As participants of the tour light candles for Rita in front of the gate to the shelter on Monday, it is already getting dark. Every now and then, a car roars by on the unlit country road. "We have questions, and some of the answers we can only find here," says Elizabeth Ngari of Women in Exile outside the dormitory. "Rita was not safe in this place at any time."
She says the camp management shares responsibility for her presumably violent death; Rita had complained of threats and assaults before she disappeared. "How can it be that her disappearance allegedly went unnoticed for weeks?" asks Ngari, pointing to the locked gate between a heavy iron gate and a cubbyhole where security guards sit. "You can see for yourselves that no one can go in or out without security noticing."
The gate and iron gate will also remain closed during the rally. According to Women in Exile, residents of the shelter would not dare to participate in the rally because they fear repression from shelter management and security. "If Rita were a white woman with white children, she would be in the news every day, and the police would be forced to give us answers faster," says Jennifer Kamau of International Women’s Space Berlin. "Misogyny and racism killed her."
Women in Exile also criticized the treatment of Ojunge’s family. Ojunge’s mother, she says, traveled from Kenya to Germany in September to bury her daughter. Here, it suddenly turned out that this was not yet possible, as the investigations were still ongoing.
The cause of death remains unclear, according to the Cottbus prosecutor’s office.
Martin Vesely of Opferperspektive Brandenburg confirms this: "The public prosecutor’s office had told us in August that the investigations would be completed in September." They would then have helped plan and support the trip of the mother and other relatives.

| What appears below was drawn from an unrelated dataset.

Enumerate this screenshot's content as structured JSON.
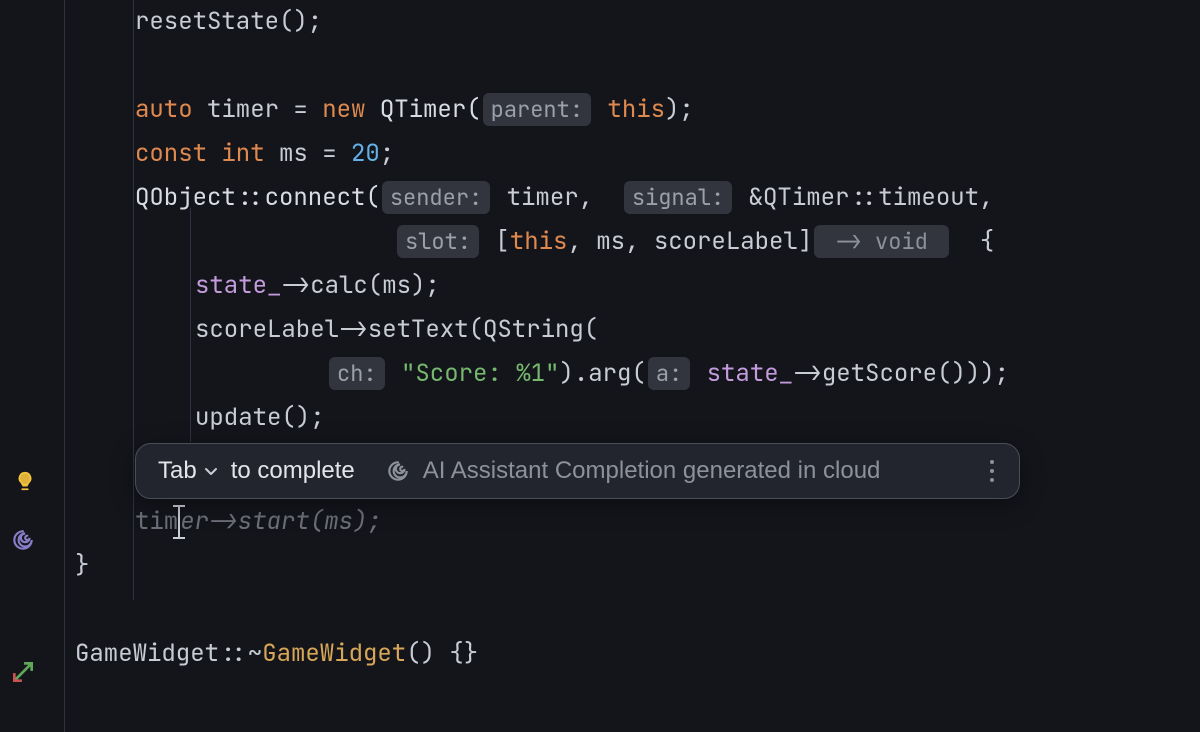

But then, he says, no more information came from the prosecutor’s office, such as what investigations were still to be conducted. "You can imagine what that did to the family emotionally, to be left in the dark like that," Vesely says. "Mistakes can happen, and everyone understands when investigations take longer. But the fact that the prosecutor’s office didn’t then reach out to the mother or the attorneys to let them know that the funeral couldn’t take place as announced is unacceptable."
Much remains in the dark
This joins the lack of police investigation and the prosecutor’s hesitant handling of the death, he said. The cause of death remains unclear, according to the Cottbus prosecutor’s office in charge. Also to it, how long Ojunge was already dead with the finding of the body remains, no statement can be made. Investigations are still being conducted "in several directions", but there is no urgent suspicion of a crime. The autopsy report was completed only recently.
The approximately 60 participants of the bus tour also criticize the authorities who continue to force women and children to live in shelters for years. With a demonstration from the foreigners authority to the social welfare office in Herzberg, they demand that Hohenleipisch and comparable shelters be closed.
However, the district does not intend to do so. According to spokesman Holger Frankel, 100 people currently live in Hohenleipisch, and there are a total of 132 places in the two buildings. The contract with the current operator expires at the end of the year, according to Frankel, but a new contract award procedure is underway for 2020, which should be completed next week. This contract could then also be extended again for one year at a time.
According to Women in Exile, even the demo and its tour are not welcome in the district. In a conversation beforehand, official representatives suggested that they please reconsider their action, says Ngari. They feared discussions with the AfD. This did not go down well with the organizers. "You should be concerned about us and not about the AfD," said one speaker. Because the isolation for which the authorities are responsible makes it impossible to become part of society. This is also a reason why women easily become victims of violence by people inside or outside the shelters.